Several new experimental tools such as CRISPR/Cas9 screening technology
have been used in this study to verify the function of these predicted cancer genes in rhabdomyosarcoma.
"The iExCN algorithm
was developed based on Bayesian statistics, which is fundamentally different from commonly used statistics methodologies, and usually provides more accurate estimation of statistical associations,
though it involves more complicated computation and longer processing time," said Dr. Lin Xu, Instructor in the Departments of Clinical Sciences and Pediatrics and with the Quantitative Biomedical Research Center.
Genes associated with Rhabdomyosarcoma
The research team used this new algorithm to analyze genomic data from 290 rhabdomyosarcoma tumors.
They were able to identify about 29 genes associated with rhabdomyosarcoma,
of which many have not been previously linked to the disease.
Dr. Yanbin Zheng, Assistant Professor of Pediatrics, used customized CRISPR/Cas9-based screens to verify these statistically predicted genetic causes of rhabdomyosarcoma.
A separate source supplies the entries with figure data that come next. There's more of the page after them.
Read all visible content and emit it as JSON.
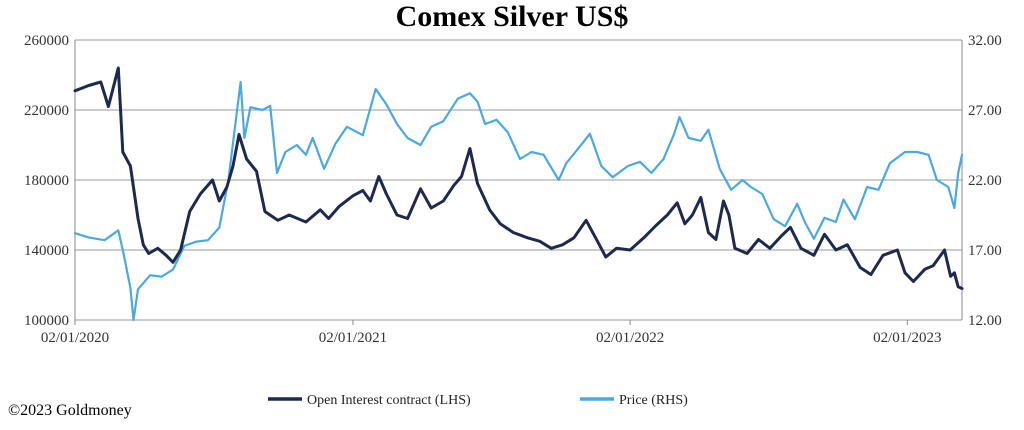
{
  "chart_data": {
    "type": "line",
    "title": "Comex Silver US$",
    "xlabel": "",
    "x_ticks": [
      "02/01/2020",
      "02/01/2021",
      "02/01/2022",
      "02/01/2023"
    ],
    "x_range": [
      "2020-01-02",
      "2023-03-15"
    ],
    "y_left": {
      "lim": [
        100000,
        260000
      ],
      "ticks": [
        "100000",
        "140000",
        "180000",
        "220000",
        "260000"
      ]
    },
    "y_right": {
      "lim": [
        12.0,
        32.0
      ],
      "ticks": [
        "12.00",
        "17.00",
        "22.00",
        "27.00",
        "32.00"
      ]
    },
    "grid": "horizontal",
    "legend_position": "bottom",
    "series": [
      {
        "name": "Open Interest contract (LHS)",
        "axis": "left",
        "color": "#1b2a4e",
        "points": [
          [
            "2020-01-02",
            231000
          ],
          [
            "2020-01-20",
            234000
          ],
          [
            "2020-02-05",
            236000
          ],
          [
            "2020-02-15",
            222000
          ],
          [
            "2020-02-28",
            244000
          ],
          [
            "2020-03-05",
            196000
          ],
          [
            "2020-03-15",
            188000
          ],
          [
            "2020-03-25",
            158000
          ],
          [
            "2020-04-01",
            143000
          ],
          [
            "2020-04-08",
            138000
          ],
          [
            "2020-04-20",
            141000
          ],
          [
            "2020-05-01",
            137000
          ],
          [
            "2020-05-10",
            133000
          ],
          [
            "2020-05-20",
            140000
          ],
          [
            "2020-06-01",
            162000
          ],
          [
            "2020-06-15",
            172000
          ],
          [
            "2020-07-01",
            180000
          ],
          [
            "2020-07-10",
            168000
          ],
          [
            "2020-07-20",
            176000
          ],
          [
            "2020-07-28",
            188000
          ],
          [
            "2020-08-05",
            206000
          ],
          [
            "2020-08-15",
            192000
          ],
          [
            "2020-08-28",
            185000
          ],
          [
            "2020-09-08",
            162000
          ],
          [
            "2020-09-25",
            157000
          ],
          [
            "2020-10-10",
            160000
          ],
          [
            "2020-11-01",
            156000
          ],
          [
            "2020-11-20",
            163000
          ],
          [
            "2020-12-01",
            158000
          ],
          [
            "2020-12-15",
            165000
          ],
          [
            "2021-01-02",
            171000
          ],
          [
            "2021-01-15",
            174000
          ],
          [
            "2021-01-25",
            168000
          ],
          [
            "2021-02-05",
            182000
          ],
          [
            "2021-02-15",
            172000
          ],
          [
            "2021-03-01",
            160000
          ],
          [
            "2021-03-15",
            158000
          ],
          [
            "2021-04-01",
            175000
          ],
          [
            "2021-04-15",
            164000
          ],
          [
            "2021-05-01",
            168000
          ],
          [
            "2021-05-15",
            177000
          ],
          [
            "2021-05-25",
            182000
          ],
          [
            "2021-06-05",
            198000
          ],
          [
            "2021-06-15",
            178000
          ],
          [
            "2021-07-01",
            163000
          ],
          [
            "2021-07-15",
            155000
          ],
          [
            "2021-08-01",
            150000
          ],
          [
            "2021-08-20",
            147000
          ],
          [
            "2021-09-05",
            145000
          ],
          [
            "2021-09-20",
            141000
          ],
          [
            "2021-10-05",
            143000
          ],
          [
            "2021-10-20",
            147000
          ],
          [
            "2021-11-05",
            157000
          ],
          [
            "2021-11-20",
            145000
          ],
          [
            "2021-12-01",
            136000
          ],
          [
            "2021-12-15",
            141000
          ],
          [
            "2022-01-02",
            140000
          ],
          [
            "2022-01-20",
            147000
          ],
          [
            "2022-02-05",
            154000
          ],
          [
            "2022-02-20",
            160000
          ],
          [
            "2022-03-05",
            167000
          ],
          [
            "2022-03-15",
            155000
          ],
          [
            "2022-03-25",
            160000
          ],
          [
            "2022-04-05",
            170000
          ],
          [
            "2022-04-15",
            150000
          ],
          [
            "2022-04-25",
            146000
          ],
          [
            "2022-05-05",
            168000
          ],
          [
            "2022-05-12",
            160000
          ],
          [
            "2022-05-20",
            141000
          ],
          [
            "2022-06-05",
            138000
          ],
          [
            "2022-06-20",
            146000
          ],
          [
            "2022-07-05",
            141000
          ],
          [
            "2022-07-20",
            148000
          ],
          [
            "2022-08-01",
            153000
          ],
          [
            "2022-08-15",
            141000
          ],
          [
            "2022-09-01",
            137000
          ],
          [
            "2022-09-15",
            149000
          ],
          [
            "2022-09-30",
            140000
          ],
          [
            "2022-10-15",
            143000
          ],
          [
            "2022-11-01",
            130000
          ],
          [
            "2022-11-15",
            126000
          ],
          [
            "2022-12-01",
            137000
          ],
          [
            "2022-12-20",
            140000
          ],
          [
            "2022-12-30",
            127000
          ],
          [
            "2023-01-10",
            122000
          ],
          [
            "2023-01-25",
            129000
          ],
          [
            "2023-02-05",
            131000
          ],
          [
            "2023-02-20",
            140000
          ],
          [
            "2023-02-28",
            125000
          ],
          [
            "2023-03-05",
            127000
          ],
          [
            "2023-03-10",
            119000
          ],
          [
            "2023-03-15",
            118000
          ]
        ]
      },
      {
        "name": "Price (RHS)",
        "axis": "right",
        "color": "#4aa9e3",
        "points": [
          [
            "2020-01-02",
            18.2
          ],
          [
            "2020-01-20",
            17.9
          ],
          [
            "2020-02-10",
            17.7
          ],
          [
            "2020-02-28",
            18.4
          ],
          [
            "2020-03-05",
            17.0
          ],
          [
            "2020-03-15",
            14.3
          ],
          [
            "2020-03-19",
            12.0
          ],
          [
            "2020-03-25",
            14.2
          ],
          [
            "2020-04-10",
            15.2
          ],
          [
            "2020-04-25",
            15.1
          ],
          [
            "2020-05-10",
            15.6
          ],
          [
            "2020-05-25",
            17.3
          ],
          [
            "2020-06-10",
            17.6
          ],
          [
            "2020-06-25",
            17.7
          ],
          [
            "2020-07-10",
            18.6
          ],
          [
            "2020-07-22",
            22.0
          ],
          [
            "2020-08-07",
            29.0
          ],
          [
            "2020-08-12",
            25.0
          ],
          [
            "2020-08-20",
            27.2
          ],
          [
            "2020-09-05",
            27.0
          ],
          [
            "2020-09-15",
            27.3
          ],
          [
            "2020-09-24",
            22.5
          ],
          [
            "2020-10-05",
            24.0
          ],
          [
            "2020-10-20",
            24.5
          ],
          [
            "2020-11-01",
            23.8
          ],
          [
            "2020-11-10",
            25.0
          ],
          [
            "2020-11-25",
            22.8
          ],
          [
            "2020-12-10",
            24.6
          ],
          [
            "2020-12-25",
            25.8
          ],
          [
            "2021-01-15",
            25.2
          ],
          [
            "2021-02-01",
            28.5
          ],
          [
            "2021-02-15",
            27.4
          ],
          [
            "2021-03-01",
            26.0
          ],
          [
            "2021-03-15",
            25.0
          ],
          [
            "2021-04-01",
            24.5
          ],
          [
            "2021-04-15",
            25.8
          ],
          [
            "2021-05-01",
            26.2
          ],
          [
            "2021-05-20",
            27.8
          ],
          [
            "2021-06-05",
            28.2
          ],
          [
            "2021-06-15",
            27.6
          ],
          [
            "2021-06-25",
            26.0
          ],
          [
            "2021-07-10",
            26.3
          ],
          [
            "2021-07-25",
            25.4
          ],
          [
            "2021-08-10",
            23.5
          ],
          [
            "2021-08-25",
            24.0
          ],
          [
            "2021-09-10",
            23.8
          ],
          [
            "2021-09-30",
            22.0
          ],
          [
            "2021-10-10",
            23.2
          ],
          [
            "2021-10-25",
            24.2
          ],
          [
            "2021-11-10",
            25.3
          ],
          [
            "2021-11-25",
            23.0
          ],
          [
            "2021-12-10",
            22.2
          ],
          [
            "2021-12-30",
            23.0
          ],
          [
            "2022-01-15",
            23.3
          ],
          [
            "2022-01-30",
            22.5
          ],
          [
            "2022-02-15",
            23.5
          ],
          [
            "2022-03-01",
            25.3
          ],
          [
            "2022-03-08",
            26.5
          ],
          [
            "2022-03-20",
            25.0
          ],
          [
            "2022-04-05",
            24.8
          ],
          [
            "2022-04-15",
            25.6
          ],
          [
            "2022-04-30",
            22.8
          ],
          [
            "2022-05-15",
            21.3
          ],
          [
            "2022-05-30",
            22.0
          ],
          [
            "2022-06-10",
            21.5
          ],
          [
            "2022-06-25",
            21.0
          ],
          [
            "2022-07-10",
            19.2
          ],
          [
            "2022-07-25",
            18.7
          ],
          [
            "2022-08-10",
            20.3
          ],
          [
            "2022-08-20",
            19.0
          ],
          [
            "2022-09-01",
            17.8
          ],
          [
            "2022-09-15",
            19.3
          ],
          [
            "2022-09-30",
            19.0
          ],
          [
            "2022-10-10",
            20.6
          ],
          [
            "2022-10-25",
            19.2
          ],
          [
            "2022-11-10",
            21.5
          ],
          [
            "2022-11-25",
            21.3
          ],
          [
            "2022-12-10",
            23.2
          ],
          [
            "2022-12-30",
            24.0
          ],
          [
            "2023-01-15",
            24.0
          ],
          [
            "2023-01-30",
            23.8
          ],
          [
            "2023-02-10",
            22.0
          ],
          [
            "2023-02-25",
            21.5
          ],
          [
            "2023-03-05",
            20.0
          ],
          [
            "2023-03-10",
            22.5
          ],
          [
            "2023-03-15",
            23.8
          ]
        ]
      }
    ]
  },
  "footer": {
    "copyright": "©2023 Goldmoney"
  }
}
In this study, among the validated rhabdomyosarcoma genes, EZH2, CDK6, and RIPK2 were found to be worthy of further investigation, as there are drugs already existing that target these genes that are either FDA-approved or in clinical trials, said Dr. Zheng.
Need for Further Study
Dr. Skapek, who holds the Distinguished Chair in Pediatric Oncology Research, said that the research team needs to further verify the cancer-causing role of the iExCN-identified genes, but that the research is exciting.
He said, "We are exploring new strategies for targeted therapies that zero in on these genes. More important, our study represents a general approach that can be applied to identify oncogenic drivers and tumor-suppressor genes in other cancer types for which we have previously failed to uncover targetable vulnerabilities."
The study was published in Cell Reports.